Primary Submission Category: Randomized Studies
Efficient Design-based Inference for Stepped Wedge Designs
Authors: Fan Xia, James Hughes, Patrick Heagerty, Gary Chan, Emily Voldal, Avi Kenny,
Presenting Author: Fan Xia*
Stepped wedge designs (SWD) are a type of cluster randomized trial used to evaluate new interventions on clusters like clinics and communities. In typical SWDs, all clusters start in the control group, crossover to the intervention group at randomized times, and remain until the trial ends. The unique trial structure introduces challenges due to temporal confounding and opportunities through randomized crossovers, demanding a balanced approach to optimize data use for both robustness and efficiency. Linear mixed models (LMMs), common in SWDs, require restrictive modeling assumptions. Nonparametric methods are less assumption-heavy but often lack efficiency. Following the intuition that vertical comparisons within time points can help establish robustness, and horizontal comparisons between time points can increase power, we propose an estimator based on the semiparametric efficiency theory for clustered data.

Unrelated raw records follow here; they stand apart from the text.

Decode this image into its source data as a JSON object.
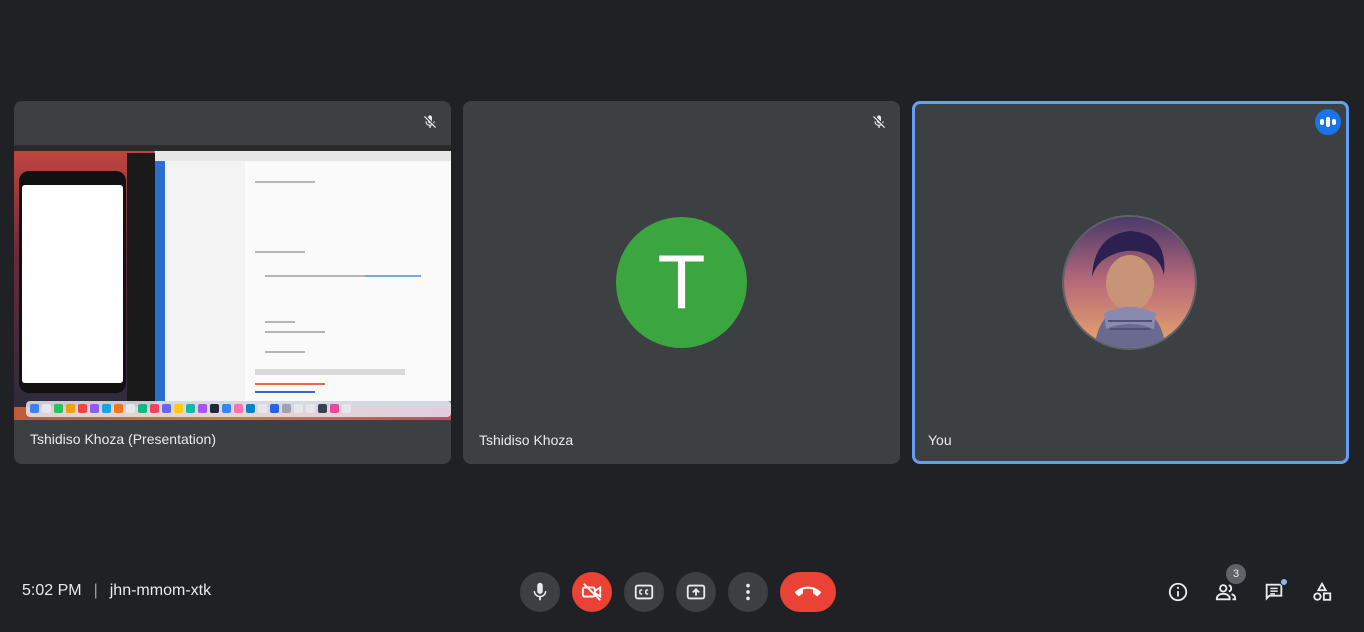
{
  "participants": [
    {
      "name": "Tshidiso Khoza (Presentation)",
      "muted": true
    },
    {
      "name": "Tshidiso Khoza",
      "initial": "T",
      "avatar_color": "#3ba640",
      "muted": true
    },
    {
      "name": "You",
      "speaking": true,
      "highlight_color": "#669df6"
    }
  ],
  "meeting": {
    "time": "5:02 PM",
    "separator": "|",
    "code": "jhn-mmom-xtk"
  },
  "controls": {
    "mic_icon": "microphone-icon",
    "camera_icon": "camera-off-icon",
    "captions_icon": "captions-icon",
    "present_icon": "present-screen-icon",
    "more_icon": "more-options-icon",
    "end_icon": "end-call-icon"
  },
  "side_panel": {
    "people_count": "3",
    "info_icon": "info-icon",
    "people_icon": "people-icon",
    "chat_icon": "chat-icon",
    "activities_icon": "activities-icon"
  },
  "colors": {
    "background": "#202124",
    "tile": "#3c4043",
    "end_call": "#ea4335",
    "accent": "#1a73e8"
  }
}
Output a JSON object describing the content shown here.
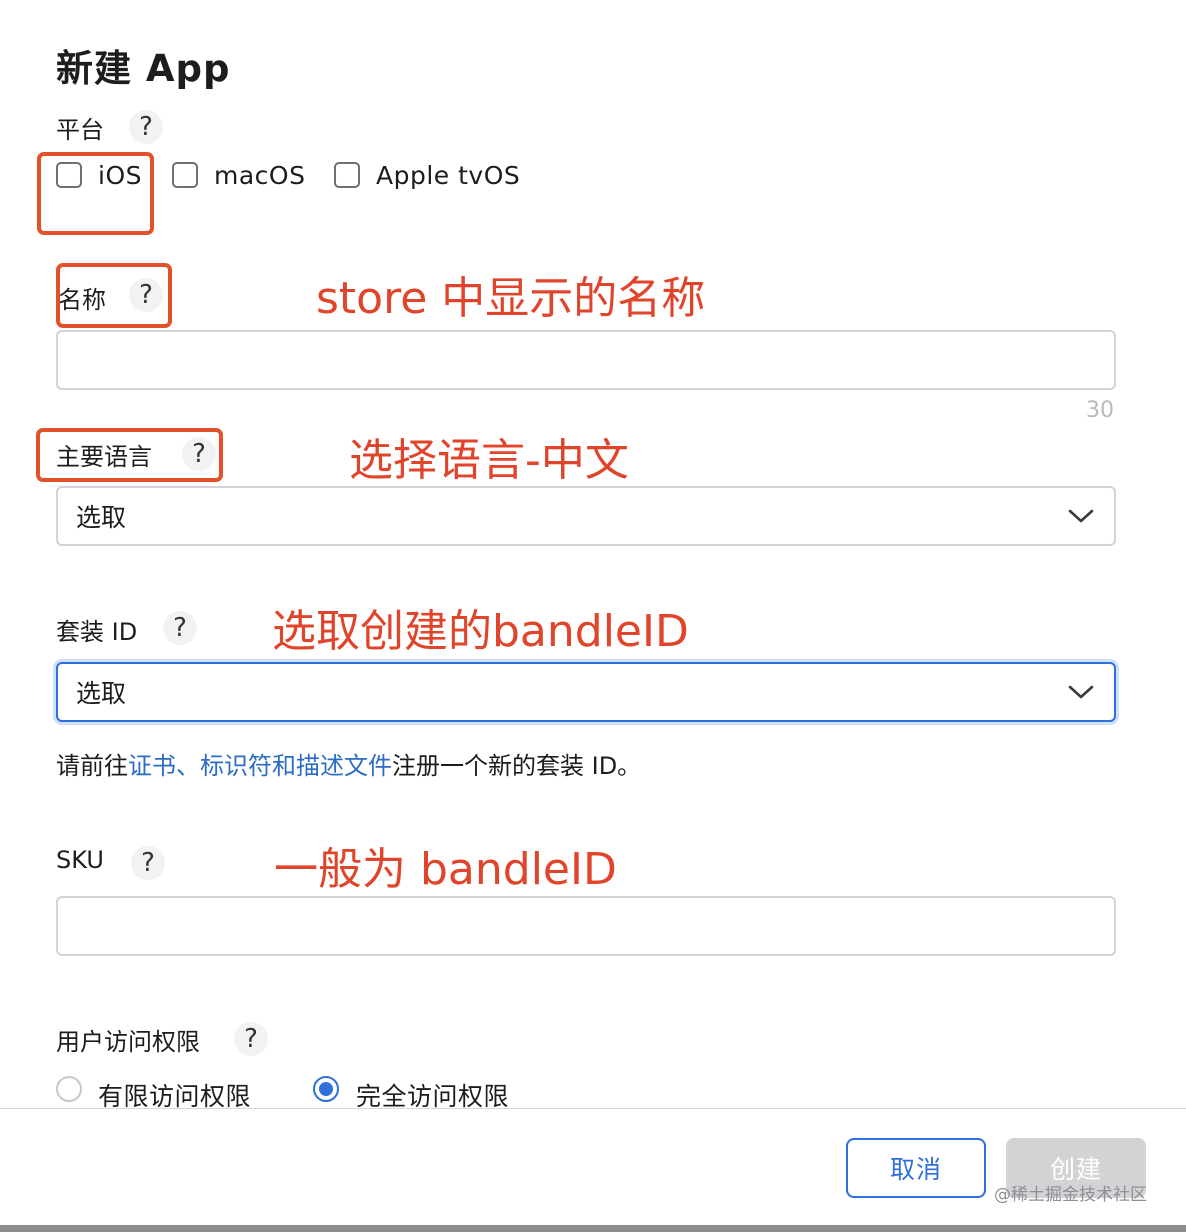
{
  "dialog": {
    "title": "新建 App"
  },
  "platform": {
    "label": "平台",
    "help": "?",
    "options": [
      {
        "label": "iOS",
        "checked": false
      },
      {
        "label": "macOS",
        "checked": false
      },
      {
        "label": "Apple tvOS",
        "checked": false
      }
    ]
  },
  "name": {
    "label": "名称",
    "help": "?",
    "value": "",
    "counter": "30"
  },
  "language": {
    "label": "主要语言",
    "help": "?",
    "value": "选取"
  },
  "bundle": {
    "label": "套装 ID",
    "help": "?",
    "value": "选取",
    "hint_prefix": "请前往",
    "hint_link": "证书、标识符和描述文件",
    "hint_suffix": "注册一个新的套装 ID。"
  },
  "sku": {
    "label": "SKU",
    "help": "?",
    "value": ""
  },
  "access": {
    "label": "用户访问权限",
    "help": "?",
    "options": [
      {
        "label": "有限访问权限",
        "selected": false
      },
      {
        "label": "完全访问权限",
        "selected": true
      }
    ]
  },
  "footer": {
    "cancel": "取消",
    "create": "创建"
  },
  "annotations": {
    "name": "store 中显示的名称",
    "language": "选择语言-中文",
    "bundle": "选取创建的bandleID",
    "sku": "一般为 bandleID"
  },
  "watermark": "@稀土掘金技术社区",
  "colors": {
    "accent": "#2f6fde",
    "annotation": "#e0442a",
    "link": "#2b6cc4"
  }
}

The proposed estimator is robust to misspecification in the outcome model (e.g. mis-specified temporal trend) and the covariance matrix. Moreover, it is semiparametrically efficient when both are correctly specified. For inference, we propose both a sandwich-type variance estimator and a conservative plug-in estimator from exact variance enhanced with a leave-one-out correction for finite sample bias, given the typically small number of clusters in SWDs. Additionally, an unbiased estimator is introduced to further correct bias in the conservative estimator.